When a person or couple decides that they want to expand their family by way of adoption, several crucial decisions have to be made. While many seek out babies and small children, the reality is that there are a number of elementary aged to teenage children hoping to find a permanent home and family. However, adopting older children comes with challenges separate and distinct from the challenges of adopting infants and toddlers.
Children come into foster care in various ways. Younger children are generally subjected to some form of abuse and neglect; however, with older children, abuse and neglect may be only one of the means. Older children, because of issues with criminal activity, parental abandonment, or negative behaviors, may be placed in the custody of social services. When a child comes into care under these circumstances, there may be gaps in schooling, medical care, mental health treatment, and even parenting. As such, adopting an older child may bring all these issues into play.
Gaps in Educational Services
Often if there has been a breakdown in supervision or stability in a child’s life, one of the first things that happens is that the child misses school or is not provided educational supports needed. Deficits in reading, basic math, and social skills can result. When this older child is being considered for adoption, a prospective adoptive parent must consider that their child may need tutoring, remedial education services, special education evaluations or even alternative school placements.
While educational interventions may be necessary, the prospective parent should also realize that their child may not want his help. Being given extra attention may make the child feel embarrassed. Foster parents and prospective adoptive parents need to realize that educational neglect cannot be solved instantly and will take patience and persistence.
Inconsistent Medical Care
Another area that foster parents and prospective adoptive parents need to realize that if a child has not received adequate or consistent guidance from a parent, they may have also lacked adequate medical attention. A physical may reveal that a child is malnourished, has vision or hearing problems or even worse metabolic or life threatening health issues.
Prospective parents should be proactive in making sure that they are able to handle a child’s special medical needs. Doctors appointments, therapy and other related services will be necessary to maintain their child’s health. Not every foster or adoptive parent can devote the extra time needed for some strict health or medical regimens. Where a child has developed certain habits, the prospective parent will have to invest the time to reeducate their child about health issues and the importance of following medical advice.
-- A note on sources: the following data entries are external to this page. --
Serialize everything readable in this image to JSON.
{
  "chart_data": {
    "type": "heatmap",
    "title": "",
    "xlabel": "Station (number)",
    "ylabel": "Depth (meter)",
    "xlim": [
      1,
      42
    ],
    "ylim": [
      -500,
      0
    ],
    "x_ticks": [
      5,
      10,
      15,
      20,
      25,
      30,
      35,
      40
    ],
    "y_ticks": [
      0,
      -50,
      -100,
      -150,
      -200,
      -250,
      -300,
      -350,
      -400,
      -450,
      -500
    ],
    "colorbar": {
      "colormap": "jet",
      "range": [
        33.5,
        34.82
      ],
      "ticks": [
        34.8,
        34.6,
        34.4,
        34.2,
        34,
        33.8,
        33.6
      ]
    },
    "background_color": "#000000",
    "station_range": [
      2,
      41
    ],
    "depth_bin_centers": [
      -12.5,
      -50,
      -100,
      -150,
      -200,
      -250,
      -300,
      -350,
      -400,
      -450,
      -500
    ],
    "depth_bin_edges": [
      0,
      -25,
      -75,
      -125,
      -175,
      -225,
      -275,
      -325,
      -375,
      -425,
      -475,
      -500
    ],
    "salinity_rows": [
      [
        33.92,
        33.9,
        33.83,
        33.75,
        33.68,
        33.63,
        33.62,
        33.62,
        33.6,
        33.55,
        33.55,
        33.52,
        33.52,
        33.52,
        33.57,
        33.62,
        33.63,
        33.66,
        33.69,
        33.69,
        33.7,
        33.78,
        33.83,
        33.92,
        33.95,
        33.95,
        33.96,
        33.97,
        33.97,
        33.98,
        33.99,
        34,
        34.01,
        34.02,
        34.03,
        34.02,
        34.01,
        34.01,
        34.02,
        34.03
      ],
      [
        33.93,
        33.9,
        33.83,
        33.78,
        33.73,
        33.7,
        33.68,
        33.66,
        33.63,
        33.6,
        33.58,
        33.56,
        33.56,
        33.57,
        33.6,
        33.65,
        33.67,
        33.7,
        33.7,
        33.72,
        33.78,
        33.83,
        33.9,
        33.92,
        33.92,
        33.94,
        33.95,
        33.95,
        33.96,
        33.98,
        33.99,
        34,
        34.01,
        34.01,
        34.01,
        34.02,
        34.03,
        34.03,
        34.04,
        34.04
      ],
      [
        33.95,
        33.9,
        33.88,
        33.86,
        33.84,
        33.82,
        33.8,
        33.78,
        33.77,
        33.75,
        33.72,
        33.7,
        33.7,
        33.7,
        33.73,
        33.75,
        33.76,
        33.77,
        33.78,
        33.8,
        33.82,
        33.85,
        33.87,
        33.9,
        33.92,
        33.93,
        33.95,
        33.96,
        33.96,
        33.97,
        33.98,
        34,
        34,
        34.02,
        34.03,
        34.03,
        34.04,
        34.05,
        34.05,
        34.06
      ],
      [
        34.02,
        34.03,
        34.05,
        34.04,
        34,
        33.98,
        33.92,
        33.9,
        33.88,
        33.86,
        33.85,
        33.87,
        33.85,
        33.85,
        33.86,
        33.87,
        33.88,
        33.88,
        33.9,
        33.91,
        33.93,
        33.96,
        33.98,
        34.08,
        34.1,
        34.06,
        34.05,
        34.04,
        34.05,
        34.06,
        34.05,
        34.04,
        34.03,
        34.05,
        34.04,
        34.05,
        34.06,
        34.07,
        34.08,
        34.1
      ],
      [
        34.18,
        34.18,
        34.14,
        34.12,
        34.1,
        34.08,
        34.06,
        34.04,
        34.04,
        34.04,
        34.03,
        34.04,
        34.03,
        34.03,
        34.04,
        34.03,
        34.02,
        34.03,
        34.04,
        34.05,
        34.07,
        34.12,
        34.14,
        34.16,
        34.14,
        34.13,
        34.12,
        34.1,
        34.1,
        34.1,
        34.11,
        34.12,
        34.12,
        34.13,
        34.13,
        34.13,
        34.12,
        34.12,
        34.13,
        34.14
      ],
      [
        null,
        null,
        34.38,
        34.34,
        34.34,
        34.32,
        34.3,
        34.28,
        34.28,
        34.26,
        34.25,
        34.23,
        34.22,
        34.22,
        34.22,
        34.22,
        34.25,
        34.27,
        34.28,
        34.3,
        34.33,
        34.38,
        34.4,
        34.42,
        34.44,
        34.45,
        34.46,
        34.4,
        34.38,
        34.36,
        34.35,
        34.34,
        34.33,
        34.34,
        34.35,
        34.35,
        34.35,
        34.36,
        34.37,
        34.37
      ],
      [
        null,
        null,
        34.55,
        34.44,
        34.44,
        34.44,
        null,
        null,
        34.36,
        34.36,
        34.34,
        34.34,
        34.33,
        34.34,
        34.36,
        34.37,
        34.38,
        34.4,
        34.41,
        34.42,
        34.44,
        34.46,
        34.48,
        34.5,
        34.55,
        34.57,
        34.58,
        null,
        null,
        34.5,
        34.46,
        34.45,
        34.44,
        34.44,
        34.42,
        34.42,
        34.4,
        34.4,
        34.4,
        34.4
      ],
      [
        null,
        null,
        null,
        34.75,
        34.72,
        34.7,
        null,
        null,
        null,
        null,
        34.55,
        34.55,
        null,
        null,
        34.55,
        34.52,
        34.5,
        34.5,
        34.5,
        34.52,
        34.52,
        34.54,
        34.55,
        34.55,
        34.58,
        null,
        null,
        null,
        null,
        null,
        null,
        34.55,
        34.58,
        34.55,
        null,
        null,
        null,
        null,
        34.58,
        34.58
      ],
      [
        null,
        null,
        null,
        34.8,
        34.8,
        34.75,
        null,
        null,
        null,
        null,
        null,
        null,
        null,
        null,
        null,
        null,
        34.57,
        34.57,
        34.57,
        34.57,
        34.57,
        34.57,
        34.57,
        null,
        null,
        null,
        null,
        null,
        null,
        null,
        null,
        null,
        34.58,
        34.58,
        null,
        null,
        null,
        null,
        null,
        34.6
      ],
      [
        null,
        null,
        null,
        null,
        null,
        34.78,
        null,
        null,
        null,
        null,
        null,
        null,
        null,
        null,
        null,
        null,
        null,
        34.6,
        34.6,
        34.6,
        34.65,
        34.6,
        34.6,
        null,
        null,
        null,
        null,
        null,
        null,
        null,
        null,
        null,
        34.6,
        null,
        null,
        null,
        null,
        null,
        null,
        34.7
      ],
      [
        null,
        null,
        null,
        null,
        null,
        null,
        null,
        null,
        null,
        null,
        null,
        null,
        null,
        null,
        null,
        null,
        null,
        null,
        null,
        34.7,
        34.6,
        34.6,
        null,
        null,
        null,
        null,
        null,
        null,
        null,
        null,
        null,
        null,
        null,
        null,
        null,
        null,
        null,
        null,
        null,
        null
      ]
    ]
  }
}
Bonding and Other Emotional Concerns
If a child has faced rejection most of their lives, he or she may have difficulty bonding with new people or parents. Also, the child may have underlying mental health and behavioral issues, such as Oppositional Defiance Disorder. In these cases, prospective adoptive parents must try to break through the emotional shells that the child has created.
Also, if a child still has interests or attachment to their family, regardless of how horrible they were to the child, a prospective parent must teach the child to develop healthy relationships while trying to foster trust.
Expectations and Entitlements
For some older children in foster care, their prior lives included no schedules, no rules, and no parents interfering with their activities. When in foster care, the young girl or boy thinks that the foster parent or interested adoptive parent will allow them to retain these old habits. However, as responsible adults, foster and prospective adoptive parents will lay out house rules and expectations. When these two worlds collide, prospective parents and older foster care children clash.
The happy medium is that the foster child must realize that they are minors and that now, they have mentor and protector, who is there to help them grow into responsible citizens. The foster parents must realize that their job is not easy and that help may be needed to help their prospective adoptive child.
Making the decision to adopt is a major one. While it may be easy for some to want to raise infants, there are older children who need nurturing homes as well. In adopting older children, prospective parents may have some concerns, but should realize that an older child needs love and guidance just as much as infant. And, by giving their hearts and homes to an older child may very well make a big difference.